AKP kendini Türk tarihine ait görmemekte ve başka kültürlerin esiniyle toplumu dönüştürmeyi hedeflemektedir.Amacına ulaşmak için bir tüketim nesnesine dönüştürdüğü dini kullanmaktan çekinmeyen AKP bu haliyle tarih bilinci olmayanlarda, tarihselliği içinde kavrayabilecekleri bir din bilincinin de olamayacağının bir örneğidir.
Mesele, aslında, şu kadar açık ve nettir: Kendilerini Türk tarihi’ne ait hissetmeyenler, Türk Milleti’nin kaderini belirlemek istemektedir. Türk milliyetçiliğinin kilometre taşlarından olan Ziya Gökalp, 1921 yılında, sürgünde bulunduğu Malta’dan, zamanın havuz medyası temsilcisi olan Ali Kemal’e şöyle seslenmiştir: ” Türk olsam olmasam, ben Türk dostuyum, Türk olsan olmasan, sen Türk düşmanı! Çünkü benim gayem Türk’ü yaşatmak, seninki öldürmek her yaşatanı!” Ne yazık ki, bugün de Türk’ü yaşatmak isteyenler ile her yaşatanı ortadan kaldırmak isteyenler arasındaki mücadele şartları tahakkuk etmiştir. AKP zihniyetini reddedişimizi siyasi parti rekabetinin ötesine taşıyan durum da budur. Değerli ülküdaşlarım;AKP bizim siyasi rakibimiz olmakla birlikte, ondan önce ideolojik rakibimizdir.
”TÜRKİYE’NİN YÜKSELEBİLMESİ İÇİN, ÖNCE MHP’NİN YÜKSEKLERE KANAT AÇMASI GEREKTİĞİNE İNANDIĞIMIZ İÇİN BURADAYIZ”
Türkiye’nin yükselebilmesi için, önce MHP’nin yükseklere kanat açması gerektiğine inandığımız için buradayız. Ve burada, İstanbul ülkücüleri olarak bir özeleştiri yapmamızın da yeridir: Açıktır ki, uçmak için iki kanat gerekir. Anadolu, Milliyetçi Hareket Partisi’nin bir kanadı, İstanbul ise diğer kanadıdır.
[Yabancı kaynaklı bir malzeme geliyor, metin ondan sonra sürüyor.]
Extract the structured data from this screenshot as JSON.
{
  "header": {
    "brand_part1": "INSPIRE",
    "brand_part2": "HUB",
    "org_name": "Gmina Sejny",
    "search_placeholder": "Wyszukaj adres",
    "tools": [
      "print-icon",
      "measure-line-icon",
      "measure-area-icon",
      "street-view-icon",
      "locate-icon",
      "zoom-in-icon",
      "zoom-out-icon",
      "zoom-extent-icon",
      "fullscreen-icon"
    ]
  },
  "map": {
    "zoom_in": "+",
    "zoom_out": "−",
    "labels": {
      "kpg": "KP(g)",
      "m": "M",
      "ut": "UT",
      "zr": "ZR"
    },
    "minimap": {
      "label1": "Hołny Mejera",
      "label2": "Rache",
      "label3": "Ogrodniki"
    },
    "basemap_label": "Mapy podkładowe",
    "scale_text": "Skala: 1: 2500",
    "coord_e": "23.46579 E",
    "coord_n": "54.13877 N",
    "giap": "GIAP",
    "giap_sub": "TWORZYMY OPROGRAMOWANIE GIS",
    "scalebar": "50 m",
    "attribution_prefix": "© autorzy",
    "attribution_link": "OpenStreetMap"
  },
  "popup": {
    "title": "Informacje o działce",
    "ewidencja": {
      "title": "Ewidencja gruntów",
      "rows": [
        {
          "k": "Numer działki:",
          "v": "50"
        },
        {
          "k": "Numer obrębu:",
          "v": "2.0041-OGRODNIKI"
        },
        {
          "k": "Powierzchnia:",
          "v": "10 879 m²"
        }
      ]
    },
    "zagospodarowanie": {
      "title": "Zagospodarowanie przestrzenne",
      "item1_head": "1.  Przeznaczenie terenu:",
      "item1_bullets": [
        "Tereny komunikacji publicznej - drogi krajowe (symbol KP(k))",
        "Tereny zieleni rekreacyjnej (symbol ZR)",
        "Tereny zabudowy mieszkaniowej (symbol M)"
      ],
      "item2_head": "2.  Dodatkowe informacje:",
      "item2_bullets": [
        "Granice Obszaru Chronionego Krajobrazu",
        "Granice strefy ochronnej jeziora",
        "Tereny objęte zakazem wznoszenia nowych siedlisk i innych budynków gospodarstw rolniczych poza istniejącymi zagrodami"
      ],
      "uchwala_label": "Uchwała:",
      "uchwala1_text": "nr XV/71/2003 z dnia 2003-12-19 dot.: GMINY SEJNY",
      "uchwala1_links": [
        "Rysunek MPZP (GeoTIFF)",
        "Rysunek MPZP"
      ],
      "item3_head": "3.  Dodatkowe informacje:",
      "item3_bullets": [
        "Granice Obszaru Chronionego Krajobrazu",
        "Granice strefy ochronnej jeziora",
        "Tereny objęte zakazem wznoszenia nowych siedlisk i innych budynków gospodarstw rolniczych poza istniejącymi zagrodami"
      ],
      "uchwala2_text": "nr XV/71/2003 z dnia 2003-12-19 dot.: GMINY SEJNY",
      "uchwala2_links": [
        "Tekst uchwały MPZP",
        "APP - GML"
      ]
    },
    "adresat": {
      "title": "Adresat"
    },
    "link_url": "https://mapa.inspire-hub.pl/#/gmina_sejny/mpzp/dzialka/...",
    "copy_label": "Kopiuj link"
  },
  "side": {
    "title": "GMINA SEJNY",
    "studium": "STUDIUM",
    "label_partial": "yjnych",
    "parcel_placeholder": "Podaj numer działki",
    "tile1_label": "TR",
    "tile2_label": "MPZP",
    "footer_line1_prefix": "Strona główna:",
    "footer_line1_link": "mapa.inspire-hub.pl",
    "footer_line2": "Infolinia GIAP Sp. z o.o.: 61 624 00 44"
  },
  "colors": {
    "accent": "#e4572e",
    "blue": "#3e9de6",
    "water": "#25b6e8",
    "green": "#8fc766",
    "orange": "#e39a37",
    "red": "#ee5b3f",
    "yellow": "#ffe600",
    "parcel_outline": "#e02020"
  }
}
Ne yazık ki, bu kanat yaralıdır, kırıktır. MHP’nin İstanbul il yönetimine talip olan bütün arkadaşlarımla birlikte, bizim inancımız, iddiamız ve taahhüdümüz bu kanadı onarmaktır.Allah’ın izniyle muaffak olduğumuzda ve Milliyetçi Hareket de bir Selçuklu kartalı gibi Türklüğün semasına kanat açıp yeni ufuklara süzüldüğünde, AKP de, Selçuklu’nun, kendi sakil binalarını ve haram saraylarını süsleyen geometrik desenlerden ibaret olmadığını anlayacaktır. Sizlerin şahitliğinde, hareketimizin liderine söz veriyorum: Sayın genel başkanım; ecdadımıza İstanbul’u fethettiren gerçek gücün “ya ben Konstantiniyye’yi alırım ya Konstantiniyye beni!” inancı olduğunun bilinciyle çalışacağız.
”GEREĞİ NEYSE YAPACAĞIZ”
Durmayacağız, yılmayacağız, yıkılmayacağız! İstanbul’u Milliyetçi Hareket’in kırık kanadı olmaktan çıkaracağız. Türkiye’nin taşıdığı İstanbul’u değil, Türkiye’yi taşıyan İstanbul’u inşa edeceğiz. Namık Kemal’in ‘Git vatan kâbe’de siyaha bürün” dediği günlerin benzeri yaşanırken, İstanbul’da küskün dargın bırakmamak için elimizden geleni yapacağız. Kibirlenmeyeceğiz, böbürlenmeyeceğiz, kimin bu harekete katabileceği ne varsa ayağına gidip, talip olacağız.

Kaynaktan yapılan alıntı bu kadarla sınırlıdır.